Comedian Jimmy Morales Wins Guatemala’s Presidential Election
A former TV comedian with no experience in government has won the run-off vote in Guatemala’s presidential election.
Morales’ center-left opponent Torres, 60, has vowed to extend welfare programs that were once a hallmark of the presidency of Alvaro Colom, when she was first lady.
Helen Mack, a human-rights activist in Guatemala, said right-wing military members of Morales’s party have been accused of corruption themselves.
These things, plus a drought and a coffee blight that are badly impacting Guatemala’s small farmers, have caused a sharp increase in the number of poor Guatemalans who migrate to the United States to find work.
People mark their ballots during the presidential runoff election at a polling station in Mixco, Guatemala, Sunday, October 25, 2015. Morales was criticized during the campaign for his lack of policy proposals, putting out just six pages on outlining his ideas.
Morales wants to strengthen not just the economy, but the security situation in his nation.
“The new government will have a year before the people fill the plazas, streets, avenues and highways in social protest”, Alejandro Maldonado, who took over as interim president after Otto Perez Molina was jailed on corruption charges, said during a recent speech to business executives. “It is not easy, but if we do not start today, much time will pass by without a solution to the migration phenomena”. His primary platform (and campaign slogan) was simple- he wasn’t a thief.

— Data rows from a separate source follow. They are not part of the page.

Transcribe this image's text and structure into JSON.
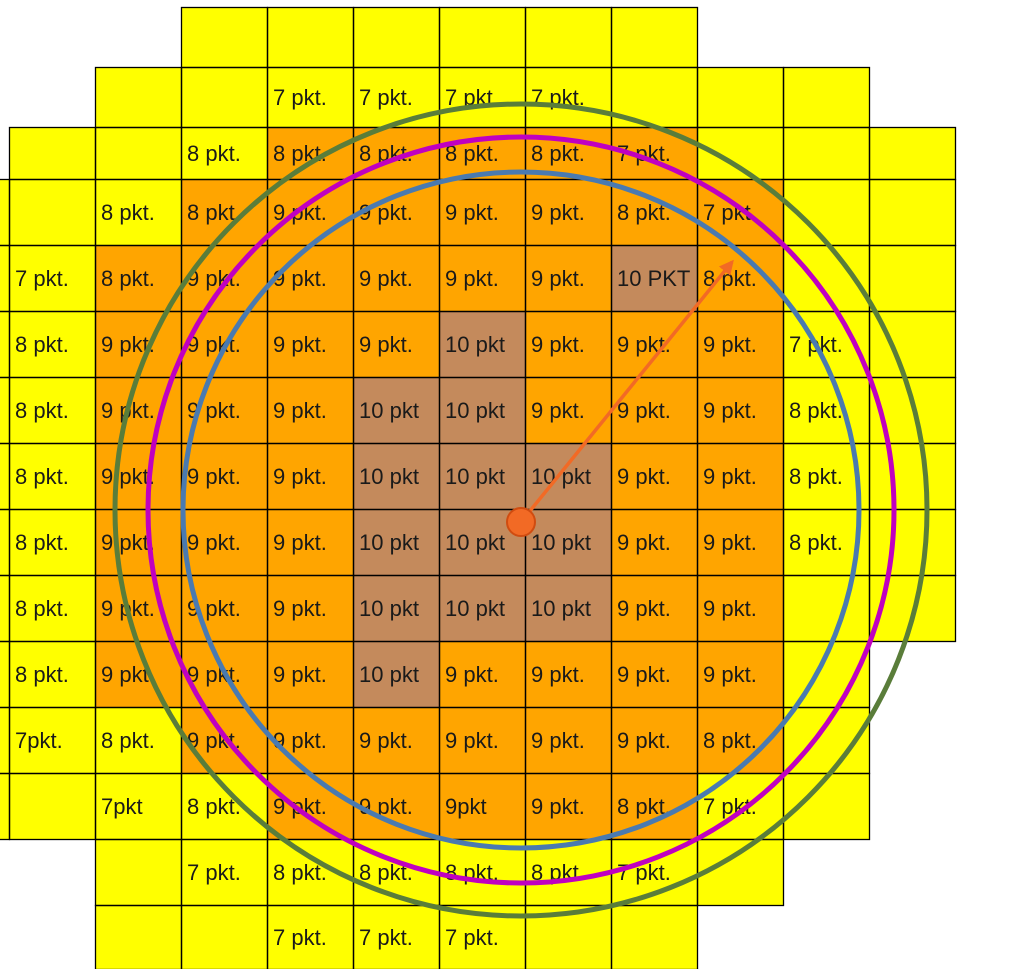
{
  "grid": {
    "colors": {
      "1": "#ffff00",
      "2": "#ffa500",
      "3": "#c48a5c",
      "line": "#000000",
      "glow": "#ffc000"
    },
    "rows": [
      {
        "fills": [
          0,
          0,
          0,
          1,
          1,
          1,
          1,
          1,
          1,
          0,
          0,
          0
        ],
        "labels": [
          "",
          "",
          "",
          "",
          "",
          "",
          "",
          "",
          "",
          "",
          "",
          ""
        ]
      },
      {
        "fills": [
          0,
          0,
          1,
          1,
          1,
          1,
          1,
          1,
          1,
          1,
          1,
          0
        ],
        "labels": [
          "",
          "",
          "",
          "",
          "7 pkt.",
          "7 pkt.",
          "7 pkt.",
          "7 pkt.",
          "",
          "",
          "",
          ""
        ]
      },
      {
        "fills": [
          0,
          1,
          1,
          1,
          2,
          2,
          2,
          2,
          2,
          1,
          1,
          1
        ],
        "labels": [
          "",
          "",
          "",
          "8 pkt.",
          "8 pkt.",
          "8 pkt.",
          "8 pkt.",
          "8 pkt.",
          "7 pkt.",
          "",
          "",
          ""
        ]
      },
      {
        "fills": [
          1,
          1,
          1,
          2,
          2,
          2,
          2,
          2,
          2,
          2,
          1,
          1
        ],
        "labels": [
          "",
          "",
          "8 pkt.",
          "8 pkt.",
          "9 pkt.",
          "9 pkt.",
          "9 pkt.",
          "9 pkt.",
          "8 pkt.",
          "7 pkt.",
          "",
          ""
        ]
      },
      {
        "fills": [
          1,
          1,
          2,
          2,
          2,
          2,
          2,
          2,
          3,
          2,
          1,
          1
        ],
        "labels": [
          "",
          "7 pkt.",
          "8 pkt.",
          "9 pkt.",
          "9 pkt.",
          "9 pkt.",
          "9 pkt.",
          "9 pkt.",
          "10 PKT",
          "8 pkt.",
          "",
          ""
        ]
      },
      {
        "fills": [
          1,
          1,
          2,
          2,
          2,
          2,
          3,
          2,
          2,
          2,
          1,
          1
        ],
        "labels": [
          "",
          "8 pkt.",
          "9 pkt.",
          "9 pkt.",
          "9 pkt.",
          "9 pkt.",
          "10 pkt",
          "9 pkt.",
          "9 pkt.",
          "9 pkt.",
          "7 pkt.",
          ""
        ]
      },
      {
        "fills": [
          1,
          1,
          2,
          2,
          2,
          3,
          3,
          2,
          2,
          2,
          1,
          1
        ],
        "labels": [
          "",
          "8 pkt.",
          "9 pkt.",
          "9 pkt.",
          "9 pkt.",
          "10 pkt",
          "10 pkt",
          "9 pkt.",
          "9 pkt.",
          "9 pkt.",
          "8 pkt.",
          ""
        ]
      },
      {
        "fills": [
          1,
          1,
          2,
          2,
          2,
          3,
          3,
          3,
          2,
          2,
          1,
          1
        ],
        "labels": [
          "",
          "8 pkt.",
          "9 pkt.",
          "9 pkt.",
          "9 pkt.",
          "10 pkt",
          "10 pkt",
          "10 pkt",
          "9 pkt.",
          "9 pkt.",
          "8 pkt.",
          ""
        ]
      },
      {
        "fills": [
          1,
          1,
          2,
          2,
          2,
          3,
          3,
          3,
          2,
          2,
          1,
          1
        ],
        "labels": [
          "",
          "8 pkt.",
          "9 pkt.",
          "9 pkt.",
          "9 pkt.",
          "10 pkt",
          "10 pkt",
          "10 pkt",
          "9 pkt.",
          "9 pkt.",
          "8 pkt.",
          ""
        ]
      },
      {
        "fills": [
          1,
          1,
          2,
          2,
          2,
          3,
          3,
          3,
          2,
          2,
          1,
          1
        ],
        "labels": [
          "",
          "8 pkt.",
          "9 pkt.",
          "9 pkt.",
          "9 pkt.",
          "10 pkt",
          "10 pkt",
          "10 pkt",
          "9 pkt.",
          "9 pkt.",
          "",
          ""
        ]
      },
      {
        "fills": [
          1,
          1,
          2,
          2,
          2,
          3,
          2,
          2,
          2,
          2,
          1,
          0
        ],
        "labels": [
          "",
          "8 pkt.",
          "9 pkt.",
          "9 pkt.",
          "9 pkt.",
          "10 pkt",
          "9 pkt.",
          "9 pkt.",
          "9 pkt.",
          "9 pkt.",
          "",
          ""
        ]
      },
      {
        "fills": [
          1,
          1,
          1,
          2,
          2,
          2,
          2,
          2,
          2,
          2,
          1,
          0
        ],
        "labels": [
          "",
          "7pkt.",
          "8 pkt.",
          "9 pkt.",
          "9 pkt.",
          "9 pkt.",
          "9 pkt.",
          "9 pkt.",
          "9 pkt.",
          "8 pkt.",
          "",
          ""
        ]
      },
      {
        "fills": [
          1,
          1,
          1,
          1,
          2,
          2,
          2,
          2,
          2,
          1,
          1,
          0
        ],
        "labels": [
          "",
          "",
          "7pkt",
          "8 pkt.",
          "9 pkt.",
          "9 pkt.",
          "9pkt",
          "9 pkt.",
          "8 pkt.",
          "7 pkt.",
          "",
          ""
        ]
      },
      {
        "fills": [
          0,
          0,
          1,
          1,
          1,
          1,
          1,
          1,
          1,
          1,
          0,
          0
        ],
        "labels": [
          "",
          "",
          "",
          "7 pkt.",
          "8 pkt.",
          "8 pkt.",
          "8 pkt.",
          "8 pkt.",
          "7 pkt.",
          "",
          "",
          ""
        ]
      },
      {
        "fills": [
          0,
          0,
          1,
          1,
          1,
          1,
          1,
          1,
          1,
          0,
          0,
          0
        ],
        "labels": [
          "",
          "",
          "",
          "",
          "7 pkt.",
          "7 pkt.",
          "7 pkt.",
          "",
          "",
          "",
          "",
          ""
        ]
      }
    ]
  },
  "circles": [
    {
      "name": "outer",
      "color": "#5a7d3a"
    },
    {
      "name": "middle",
      "color": "#c000c0"
    },
    {
      "name": "inner",
      "color": "#4a7ab0"
    }
  ],
  "arrow": {
    "color": "#f26a25"
  }
}
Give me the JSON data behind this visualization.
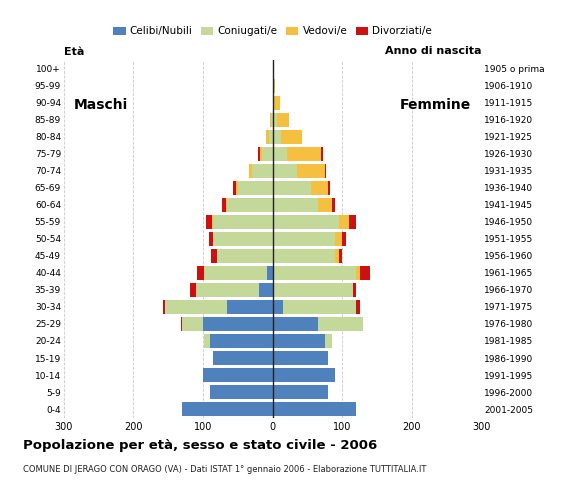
{
  "age_groups": [
    "0-4",
    "5-9",
    "10-14",
    "15-19",
    "20-24",
    "25-29",
    "30-34",
    "35-39",
    "40-44",
    "45-49",
    "50-54",
    "55-59",
    "60-64",
    "65-69",
    "70-74",
    "75-79",
    "80-84",
    "85-89",
    "90-94",
    "95-99",
    "100+"
  ],
  "birth_years": [
    "2001-2005",
    "1996-2000",
    "1991-1995",
    "1986-1990",
    "1981-1985",
    "1976-1980",
    "1971-1975",
    "1966-1970",
    "1961-1965",
    "1956-1960",
    "1951-1955",
    "1946-1950",
    "1941-1945",
    "1936-1940",
    "1931-1935",
    "1926-1930",
    "1921-1925",
    "1916-1920",
    "1911-1915",
    "1906-1910",
    "1905 o prima"
  ],
  "males": {
    "celibe": [
      130,
      90,
      100,
      85,
      90,
      100,
      65,
      20,
      8,
      0,
      0,
      0,
      0,
      0,
      0,
      0,
      0,
      0,
      0,
      0,
      0
    ],
    "coniugato": [
      0,
      0,
      0,
      0,
      8,
      30,
      90,
      90,
      90,
      80,
      85,
      85,
      65,
      50,
      30,
      15,
      5,
      2,
      0,
      0,
      0
    ],
    "vedovo": [
      0,
      0,
      0,
      0,
      0,
      0,
      0,
      0,
      0,
      0,
      0,
      2,
      2,
      2,
      4,
      3,
      4,
      2,
      0,
      0,
      0
    ],
    "divorziato": [
      0,
      0,
      0,
      0,
      0,
      2,
      2,
      8,
      10,
      8,
      6,
      8,
      5,
      5,
      0,
      3,
      0,
      0,
      0,
      0,
      0
    ]
  },
  "females": {
    "nubile": [
      120,
      80,
      90,
      80,
      75,
      65,
      15,
      0,
      0,
      0,
      0,
      0,
      0,
      0,
      0,
      0,
      0,
      0,
      0,
      0,
      0
    ],
    "coniugata": [
      0,
      0,
      0,
      0,
      10,
      65,
      105,
      115,
      120,
      90,
      90,
      95,
      65,
      55,
      35,
      20,
      12,
      6,
      2,
      0,
      0
    ],
    "vedova": [
      0,
      0,
      0,
      0,
      0,
      0,
      0,
      0,
      5,
      5,
      10,
      15,
      20,
      25,
      40,
      50,
      30,
      18,
      8,
      3,
      0
    ],
    "divorziata": [
      0,
      0,
      0,
      0,
      0,
      0,
      5,
      5,
      15,
      5,
      5,
      10,
      5,
      2,
      2,
      3,
      0,
      0,
      0,
      0,
      0
    ]
  },
  "colors": {
    "celibe": "#4f81bd",
    "coniugato": "#c4d89a",
    "vedovo": "#f5c040",
    "divorziato": "#cc1111"
  },
  "xlim": 300,
  "title": "Popolazione per età, sesso e stato civile - 2006",
  "subtitle": "COMUNE DI JERAGO CON ORAGO (VA) - Dati ISTAT 1° gennaio 2006 - Elaborazione TUTTITALIA.IT",
  "legend_labels": [
    "Celibi/Nubili",
    "Coniugati/e",
    "Vedovi/e",
    "Divorziati/e"
  ],
  "ylabel_left": "Età",
  "ylabel_right": "Anno di nascita",
  "label_maschi": "Maschi",
  "label_femmine": "Femmine"
}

Morales and Torres have jockeyed to position themselves as the anti-corruption candidate.
“I have been asked if we have the capacity to govern, and we have been emphatic in saying that alone – no – but with the blessing of God, and the support of the people, we are sure that yes, we can”. On the Democratic side, outsider Sen. In the United States, democratic socialist Bernie Sanders is enjoying campaign success few would have predicted was possible.
The election is a wake-up call to the impoverished Central American country’s established parties, which have been shaken by investigations led by the Commission against Impunity in Guatemala (CICIG), the U.N.-backed anti-corruption body.
After casting her vote in Guatemala City, Torres sought to tap into the discontent surrounding the country’s political status quo by questioning Morales’ links to the army and Perez.
Do you think that Morales can reverse the tide of corruption in his country? According to CNN, she said, “Guatemala has serious problems”.
Still, he has given little detail on his plans to overcome entrenched corruption besides promising to put more money into justice, make government spending transparent and audit institutions. “Without the need to fight with our brothers and neighbors and with the pleasure and the wish, we should not let go to waste and despise a centimeter of our land, a centimeter of our sea, a centimeter of our sea, a centimeter of that that unites us by history and heritage”.